Let $p: \mathbb{Z}^2 \to \mathbb{Z}_{\geq 0}$ be an injective polynomial; such polynomials are constructed here. I will show that, if we restrict $h$ to a countable list of polynomials, then $(1/2) + (1/2) (-1)^{\lfloor \phi p(x,y) \rfloor}$ works for almost all real numbers $\phi$.

We have the following Theorem of Bernstein:

If $b_n$ is a sequence of distinct integers then, for almost all $\theta$, the sequence $\theta b_n \bmod 1$ is equidistributed.

(Bernstein's paper is in German, but the statement is repeated on the Wikipedia page for equidistributed.) Since a union of countably many sets of measure zero is of measure zero, this shows:

Let $\mathcal{B}$ be a countable collection of sequences of distinct integers. (I.e. each sequence in $\mathcal{B}$ is a sequence of distinct integers.) Then, for almost all $\theta$, for all $(b_1, b_2, \ldots)$ in $\mathcal{B}$, the sequence $\theta b_n \bmod 1$ is equidistributed.

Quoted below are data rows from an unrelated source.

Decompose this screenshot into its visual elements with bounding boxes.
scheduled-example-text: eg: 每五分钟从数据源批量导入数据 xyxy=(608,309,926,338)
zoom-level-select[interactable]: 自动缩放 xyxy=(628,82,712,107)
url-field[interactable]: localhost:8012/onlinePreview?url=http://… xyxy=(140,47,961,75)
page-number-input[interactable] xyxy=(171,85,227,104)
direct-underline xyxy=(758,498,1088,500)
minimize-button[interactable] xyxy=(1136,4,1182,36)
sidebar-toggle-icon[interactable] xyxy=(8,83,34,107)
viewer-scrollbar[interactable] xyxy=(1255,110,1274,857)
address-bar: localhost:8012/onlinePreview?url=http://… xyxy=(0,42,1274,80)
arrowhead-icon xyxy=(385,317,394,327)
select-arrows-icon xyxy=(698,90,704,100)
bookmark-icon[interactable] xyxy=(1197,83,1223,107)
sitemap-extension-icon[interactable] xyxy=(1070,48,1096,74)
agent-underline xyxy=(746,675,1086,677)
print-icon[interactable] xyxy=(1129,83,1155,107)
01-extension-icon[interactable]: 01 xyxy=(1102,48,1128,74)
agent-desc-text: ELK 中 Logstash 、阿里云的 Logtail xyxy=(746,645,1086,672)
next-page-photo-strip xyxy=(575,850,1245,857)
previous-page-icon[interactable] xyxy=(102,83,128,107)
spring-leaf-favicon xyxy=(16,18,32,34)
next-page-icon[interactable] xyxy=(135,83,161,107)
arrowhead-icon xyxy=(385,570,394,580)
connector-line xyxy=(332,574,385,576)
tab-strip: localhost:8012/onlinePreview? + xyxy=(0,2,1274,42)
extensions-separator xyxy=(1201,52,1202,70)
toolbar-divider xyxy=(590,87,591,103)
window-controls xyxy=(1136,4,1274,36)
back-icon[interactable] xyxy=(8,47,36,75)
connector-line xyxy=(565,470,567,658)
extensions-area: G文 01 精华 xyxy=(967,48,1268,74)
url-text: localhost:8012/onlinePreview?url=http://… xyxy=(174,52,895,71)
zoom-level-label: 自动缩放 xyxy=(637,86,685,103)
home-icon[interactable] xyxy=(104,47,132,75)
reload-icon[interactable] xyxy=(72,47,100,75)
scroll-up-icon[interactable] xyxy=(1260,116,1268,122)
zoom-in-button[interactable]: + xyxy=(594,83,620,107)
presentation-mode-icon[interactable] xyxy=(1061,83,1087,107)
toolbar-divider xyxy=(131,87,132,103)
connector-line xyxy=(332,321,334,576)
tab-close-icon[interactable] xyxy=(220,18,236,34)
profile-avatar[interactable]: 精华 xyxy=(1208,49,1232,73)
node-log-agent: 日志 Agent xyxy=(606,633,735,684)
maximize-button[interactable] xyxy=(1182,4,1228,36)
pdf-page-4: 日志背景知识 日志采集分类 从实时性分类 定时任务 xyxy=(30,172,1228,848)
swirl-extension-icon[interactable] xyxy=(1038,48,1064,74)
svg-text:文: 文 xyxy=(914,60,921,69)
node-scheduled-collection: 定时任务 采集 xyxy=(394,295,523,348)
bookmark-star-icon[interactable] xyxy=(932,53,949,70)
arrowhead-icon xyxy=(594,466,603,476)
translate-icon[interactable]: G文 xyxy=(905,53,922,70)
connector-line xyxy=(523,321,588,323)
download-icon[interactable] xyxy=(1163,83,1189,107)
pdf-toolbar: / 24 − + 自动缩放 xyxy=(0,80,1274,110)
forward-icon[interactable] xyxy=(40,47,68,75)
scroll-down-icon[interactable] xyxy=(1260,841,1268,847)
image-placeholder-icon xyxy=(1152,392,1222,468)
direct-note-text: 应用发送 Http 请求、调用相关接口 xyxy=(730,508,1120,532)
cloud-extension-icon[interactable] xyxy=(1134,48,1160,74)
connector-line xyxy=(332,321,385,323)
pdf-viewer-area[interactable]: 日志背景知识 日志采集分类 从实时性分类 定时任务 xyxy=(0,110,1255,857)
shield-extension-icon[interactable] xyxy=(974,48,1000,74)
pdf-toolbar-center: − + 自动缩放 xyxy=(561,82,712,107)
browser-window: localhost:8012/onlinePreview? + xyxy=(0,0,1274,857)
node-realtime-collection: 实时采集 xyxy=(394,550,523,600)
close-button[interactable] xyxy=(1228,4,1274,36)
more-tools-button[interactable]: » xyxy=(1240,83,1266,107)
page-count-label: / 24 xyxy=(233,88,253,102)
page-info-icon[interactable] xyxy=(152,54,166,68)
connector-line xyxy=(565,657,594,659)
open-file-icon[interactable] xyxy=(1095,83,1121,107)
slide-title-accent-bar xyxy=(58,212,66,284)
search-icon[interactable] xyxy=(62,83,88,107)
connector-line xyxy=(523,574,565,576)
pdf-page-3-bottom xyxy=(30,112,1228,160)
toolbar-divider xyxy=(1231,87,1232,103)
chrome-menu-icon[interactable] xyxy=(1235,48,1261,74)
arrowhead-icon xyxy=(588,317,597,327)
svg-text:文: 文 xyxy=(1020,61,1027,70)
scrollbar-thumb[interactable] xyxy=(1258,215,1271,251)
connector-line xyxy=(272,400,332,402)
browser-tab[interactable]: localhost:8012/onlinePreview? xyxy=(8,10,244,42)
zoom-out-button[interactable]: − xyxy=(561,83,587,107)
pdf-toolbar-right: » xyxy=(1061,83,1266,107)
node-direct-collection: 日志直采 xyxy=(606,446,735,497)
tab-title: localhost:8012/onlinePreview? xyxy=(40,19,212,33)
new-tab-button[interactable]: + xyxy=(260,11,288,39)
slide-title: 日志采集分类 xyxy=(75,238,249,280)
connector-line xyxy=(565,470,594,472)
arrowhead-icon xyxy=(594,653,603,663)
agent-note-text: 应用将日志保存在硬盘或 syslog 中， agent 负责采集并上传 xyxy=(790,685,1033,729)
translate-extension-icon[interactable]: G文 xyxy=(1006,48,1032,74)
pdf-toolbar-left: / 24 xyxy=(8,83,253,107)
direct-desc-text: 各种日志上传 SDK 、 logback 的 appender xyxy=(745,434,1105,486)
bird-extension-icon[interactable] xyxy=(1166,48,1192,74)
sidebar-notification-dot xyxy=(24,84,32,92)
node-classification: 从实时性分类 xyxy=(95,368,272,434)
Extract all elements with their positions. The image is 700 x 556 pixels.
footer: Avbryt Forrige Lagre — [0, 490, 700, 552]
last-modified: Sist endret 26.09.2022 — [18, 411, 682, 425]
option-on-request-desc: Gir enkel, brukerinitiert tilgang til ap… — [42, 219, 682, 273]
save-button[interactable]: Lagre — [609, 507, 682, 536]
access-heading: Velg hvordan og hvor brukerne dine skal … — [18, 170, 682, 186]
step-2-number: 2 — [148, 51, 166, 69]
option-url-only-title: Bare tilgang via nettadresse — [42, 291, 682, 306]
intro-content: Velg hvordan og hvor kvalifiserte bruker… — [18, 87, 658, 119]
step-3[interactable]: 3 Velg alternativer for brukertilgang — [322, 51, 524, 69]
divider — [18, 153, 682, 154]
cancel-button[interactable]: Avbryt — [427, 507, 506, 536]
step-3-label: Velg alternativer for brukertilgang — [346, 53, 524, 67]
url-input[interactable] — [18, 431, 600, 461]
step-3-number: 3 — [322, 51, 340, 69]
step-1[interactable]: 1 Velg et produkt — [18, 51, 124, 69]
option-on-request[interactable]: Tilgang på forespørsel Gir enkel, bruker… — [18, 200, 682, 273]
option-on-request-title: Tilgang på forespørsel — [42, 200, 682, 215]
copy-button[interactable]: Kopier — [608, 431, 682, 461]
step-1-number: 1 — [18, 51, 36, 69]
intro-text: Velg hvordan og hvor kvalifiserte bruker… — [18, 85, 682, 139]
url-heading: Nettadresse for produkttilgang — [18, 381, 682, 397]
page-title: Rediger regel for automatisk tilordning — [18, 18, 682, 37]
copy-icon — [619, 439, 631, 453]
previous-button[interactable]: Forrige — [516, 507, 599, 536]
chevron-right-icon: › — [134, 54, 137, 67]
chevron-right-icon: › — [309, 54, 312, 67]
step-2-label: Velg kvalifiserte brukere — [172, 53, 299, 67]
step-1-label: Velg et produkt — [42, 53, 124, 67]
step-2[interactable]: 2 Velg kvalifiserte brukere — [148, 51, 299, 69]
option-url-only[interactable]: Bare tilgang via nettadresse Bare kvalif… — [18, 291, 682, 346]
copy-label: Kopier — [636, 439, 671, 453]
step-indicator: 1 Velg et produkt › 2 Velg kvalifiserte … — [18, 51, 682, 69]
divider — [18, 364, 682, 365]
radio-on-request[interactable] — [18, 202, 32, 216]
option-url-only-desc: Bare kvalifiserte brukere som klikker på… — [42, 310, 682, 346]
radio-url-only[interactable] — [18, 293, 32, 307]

For every polynomial $h$ with integer coefficients, and every integer $r$, such that there are infinitely many solutions to $|h(x,y)| \leq r$, order those solutions in order of increasing $x^2+y^2$, breaking ties in some manner. Applying $p$ then turns this into a sequence of distinct integers. Find $\theta$ as above and put $\phi = 2\theta$. Then the integer $\lfloor \phi p(x,y) \rfloor$ is equally often even and odd in each of these sequences.